D. Payne, Intel SSD
L. Shuler, Sandia National Laboratories
R. van de Geijn ,
University of Texas at Austin
J. Watts ,
California Institute of Technology
This page describes the second release of the Interprocessor Collective Communications (InterCom) Library, iCC release R2.1.0. This library is the result of an ongoing collaboration between David Payne (Intel SSD), Lance Shuler (Sandia National Laboratories), Robert van de Geijn (University of Texas at Austin), and Jerrell Watts (California Institute of Technology), funded by the Intel Research Council, and Intel SSD. Previous contributors to this effort include Mike Barnett (Univ. of Idaho), Satya Gupta (Intel SSD), Rik Littlefield (PNL), and Prasenjit Mitra (now with Oracle).
The library implements a comprehensive approach to collective communication. The results are best summarized by the following performance tables
Broadcast
bytes NX/iCC BLACS/iCC MPI/iCC
-----------------------------------------
16 1.4 1.0 1.6
1024 1.5 1.0 2.5
65536 5.5 2.9 2.8
1048576 11.3 6.1 7.5
Sum-to-All
bytes NX/iCC BLACS/iCC MPI/iCC
-----------------------------------------
16 1.0 1.2 2.1
1024 1.0 1.0 2.0
65536 21.1 4.1 6.9
1048576 34.6 5.9 11.8
Attaining the improvement in performance is as easy as linking in a library that automatically translates NX collective communication calls to iCC calls. Furthermore, the iCC library gives additional functionality like scatter and gather operations, and more general "gopf" combine operations.
As had been planned, an MPI-like group interface to iCC is now available.

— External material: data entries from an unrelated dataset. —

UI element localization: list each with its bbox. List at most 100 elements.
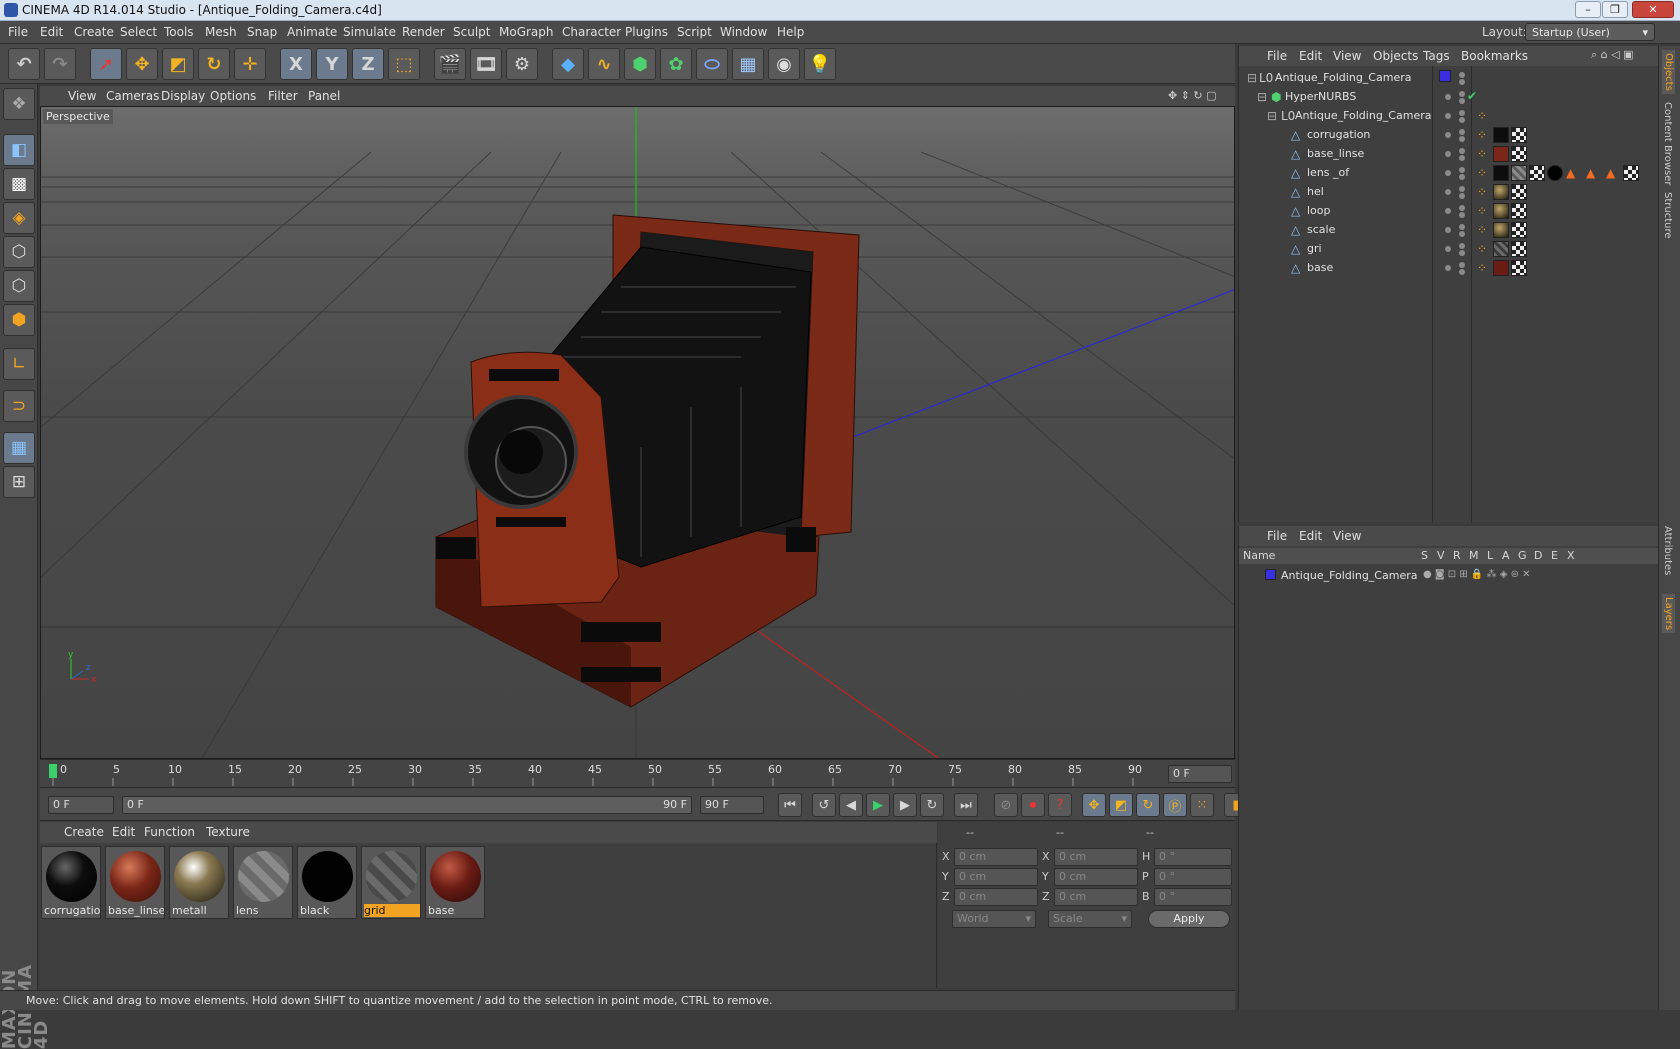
layout-select[interactable]: Startup (User) ▾ — [1525, 23, 1655, 41]
layer-menu-file[interactable]: File — [1267, 529, 1287, 543]
object-row[interactable]: △ base_linse ⁘ — [1239, 144, 1659, 164]
render-dot[interactable] — [1459, 269, 1465, 275]
material-tag[interactable] — [1493, 146, 1509, 162]
uvw-tag[interactable] — [1511, 241, 1527, 257]
maximize-button[interactable]: ❐ — [1602, 1, 1628, 18]
object-menu-tags[interactable]: Tags — [1423, 49, 1450, 63]
material-swatch[interactable]: corrugatio — [41, 846, 101, 919]
material-tag[interactable] — [1511, 165, 1527, 181]
key-rotation-icon[interactable]: ↻ — [1136, 793, 1160, 817]
object-row[interactable]: △ corrugation ⁘ — [1239, 125, 1659, 145]
phong-tag-icon[interactable]: ⁘ — [1477, 204, 1487, 218]
material-tag[interactable] — [1493, 203, 1509, 219]
material-tag[interactable] — [1493, 260, 1509, 276]
size-y-field[interactable]: 0 cm — [1054, 868, 1138, 886]
coordinate-mode-select[interactable]: World ▾ — [952, 910, 1036, 928]
tab-layers[interactable]: Layers — [1662, 594, 1675, 634]
tab-attributes[interactable]: Attributes — [1662, 526, 1673, 575]
visibility-dot[interactable] — [1445, 113, 1451, 119]
render-dot[interactable] — [1459, 155, 1465, 161]
visibility-dot[interactable] — [1459, 186, 1465, 192]
render-dot[interactable] — [1459, 231, 1465, 237]
frame-range-slider[interactable]: 0 F 90 F — [122, 796, 692, 814]
polygons-mode-icon[interactable]: ⬢ — [3, 304, 35, 336]
position-x-field[interactable]: 0 cm — [954, 848, 1038, 866]
render-dot[interactable] — [1459, 98, 1465, 104]
previous-key-icon[interactable]: ↺ — [812, 793, 836, 817]
y-axis-lock-button[interactable]: Y — [316, 48, 348, 80]
render-dot[interactable] — [1459, 117, 1465, 123]
viewport-menu-filter[interactable]: Filter — [268, 89, 298, 103]
spline-pen-icon[interactable]: ∿ — [588, 48, 620, 80]
render-settings-icon[interactable]: ⚙ — [506, 48, 538, 80]
render-dot[interactable] — [1459, 136, 1465, 142]
render-dot[interactable] — [1459, 79, 1465, 85]
visibility-dot[interactable] — [1445, 170, 1451, 176]
visibility-dot[interactable] — [1445, 208, 1451, 214]
render-picture-viewer-icon[interactable]: 🎞 — [470, 48, 502, 80]
render-dot[interactable] — [1459, 174, 1465, 180]
menu-sculpt[interactable]: Sculpt — [453, 25, 490, 39]
layer-menu-edit[interactable]: Edit — [1299, 529, 1322, 543]
material-tag[interactable] — [1493, 127, 1509, 143]
key-parameter-icon[interactable]: Ⓟ — [1163, 793, 1187, 817]
expand-icon[interactable]: ⊟ — [1247, 71, 1257, 85]
uvw-tag[interactable] — [1623, 165, 1639, 181]
layer-toggle-icons[interactable]: ● ◙ ⊡ ⊞ 🔒 ⁂ ◈ ⊜ ✕ — [1423, 569, 1531, 580]
material-tag[interactable] — [1547, 165, 1563, 181]
size-mode-select[interactable]: Scale ▾ — [1048, 910, 1132, 928]
record-keys-icon[interactable]: ⊘ — [994, 793, 1018, 817]
rotation-p-field[interactable]: 0 ° — [1154, 868, 1232, 886]
size-z-field[interactable]: 0 cm — [1054, 888, 1138, 906]
object-row[interactable]: ⊟ L0 Antique_Folding_Camera ⁘ — [1239, 106, 1659, 126]
selection-tag-icon[interactable]: ▲ — [1606, 166, 1615, 180]
timeline-ruler[interactable]: 0 5 10 15 20 25 30 35 40 45 50 55 60 65 … — [40, 759, 1235, 787]
live-selection-icon[interactable]: ➚ — [90, 48, 122, 80]
material-menu-texture[interactable]: Texture — [206, 825, 250, 839]
autokey-icon[interactable]: ⏺ — [1021, 793, 1045, 817]
coordinate-system-icon[interactable]: ⬚ — [388, 48, 420, 80]
key-pla-icon[interactable]: ⁙ — [1190, 793, 1214, 817]
key-scale-icon[interactable]: ◩ — [1109, 793, 1133, 817]
material-swatch[interactable]: grid — [361, 846, 421, 919]
axis-mode-icon[interactable]: ∟ — [3, 348, 35, 380]
menu-edit[interactable]: Edit — [40, 25, 63, 39]
viewport-menu-view[interactable]: View — [68, 89, 96, 103]
snap-grid-icon[interactable]: ▦ — [3, 432, 35, 464]
object-row[interactable]: △ base ⁘ — [1239, 258, 1659, 278]
points-mode-icon[interactable]: ⬡ — [3, 236, 35, 268]
render-view-icon[interactable]: 🎬 — [434, 48, 466, 80]
material-swatch[interactable]: lens — [233, 846, 293, 919]
object-row[interactable]: ⊟ L0 Antique_Folding_Camera — [1239, 68, 1659, 88]
uvw-tag[interactable] — [1511, 127, 1527, 143]
enabled-check-icon[interactable]: ✔ — [1467, 89, 1477, 103]
phong-tag-icon[interactable]: ⁘ — [1477, 185, 1487, 199]
object-menu-edit[interactable]: Edit — [1299, 49, 1322, 63]
uvw-tag[interactable] — [1511, 184, 1527, 200]
visibility-dot[interactable] — [1459, 205, 1465, 211]
object-row[interactable]: △ scale ⁘ — [1239, 220, 1659, 240]
render-dot[interactable] — [1459, 193, 1465, 199]
camera-icon[interactable]: ◉ — [768, 48, 800, 80]
uvw-tag[interactable] — [1511, 146, 1527, 162]
size-x-field[interactable]: 0 cm — [1054, 848, 1138, 866]
apply-button[interactable]: Apply — [1148, 910, 1230, 928]
rotate-tool-icon[interactable]: ↻ — [198, 48, 230, 80]
search-icon[interactable]: ⌕ ⌂ ◁ ▣ — [1591, 48, 1634, 62]
scale-tool-icon[interactable]: ◩ — [162, 48, 194, 80]
phong-tag-icon[interactable]: ⁘ — [1477, 166, 1487, 180]
move-tool-icon[interactable]: ✥ — [126, 48, 158, 80]
render-dot[interactable] — [1459, 212, 1465, 218]
phong-tag-icon[interactable]: ⁘ — [1477, 128, 1487, 142]
position-y-field[interactable]: 0 cm — [954, 868, 1038, 886]
menu-snap[interactable]: Snap — [247, 25, 277, 39]
object-row[interactable]: △ lens _of ⁘ ▲ ▲ ▲ — [1239, 163, 1659, 183]
expand-icon[interactable]: ⊟ — [1267, 109, 1277, 123]
object-menu-bookmarks[interactable]: Bookmarks — [1461, 49, 1528, 63]
visibility-dot[interactable] — [1445, 132, 1451, 138]
rotation-h-field[interactable]: 0 ° — [1154, 848, 1232, 866]
close-button[interactable]: ✕ — [1632, 1, 1674, 18]
start-frame-field[interactable]: 0 F — [48, 796, 114, 814]
visibility-dot[interactable] — [1459, 262, 1465, 268]
rotation-b-field[interactable]: 0 ° — [1154, 888, 1232, 906]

The interface lets the user create and free groups and communicators, and it gives user-defined groups complete access to the high performance routines in the iCC library.
We would like to note that this library is not intended to compete with MPI. It was started as a research project into techniques required to develop high performance implementations of the MPI collective communication calls. We are making this library available as a service to the user community, with the hope that these techniques eventually are incorporated into efficient MPI implementations.